Promuovere la crescita e l'occupazione: un piano d'azione per raddoppiare il commercio elettronico in Europa entro il 2015

Bruxelles, 11 gennaio 2012 – Lo sviluppo del commercio elettronico e dei servizi on-line rappresenta un potenziale significativo, portatore di effetti benefici sul piano economico, sociale e societale. L'economia di internet crea 2,6 posti di lavoro per ciascun posto di lavoro andato perduto nei settori "tradizionali" e amplia la scelta dei consumatori, anche nelle zone rurali o isolate.
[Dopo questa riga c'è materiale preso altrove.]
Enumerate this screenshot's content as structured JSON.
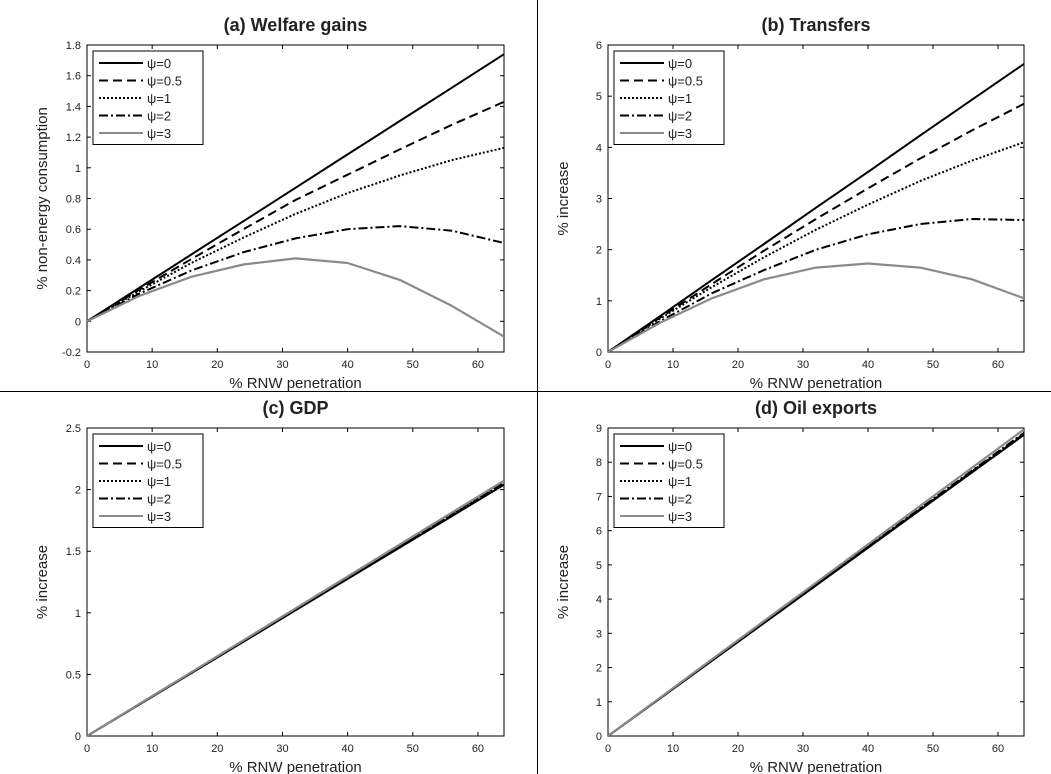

I risparmi realizzati grazie ai prezzi inferiori praticati on-line e alla più ampia scelta di prodotti e servizi disponibili sono stimati a 11,7 miliardi di euro, ossia allo 0,12% del PIL europeo. Se il commercio elettronico rappresentasse il 15% del commercio al dettaglio e se gli ostacoli al mercato interno fossero eliminati, i risparmi per i consumatori potrebbero toccare i 204 miliardi di euro, ossia l'1,7% del PIL europeo1. La Commissione europea, tuttavia, ha constatato che i consumatori e le imprese sono restii ad usare senza remore i servizi on-line a causa di una serie di problemi: le regole applicabili spesso non sono conosciute o lo sono in maniera incerta, le offerte sono scarsamente trasparenti e difficilmente comparabili, i pagamenti e le modalità di consegna sono spesso costosi e inadeguati2.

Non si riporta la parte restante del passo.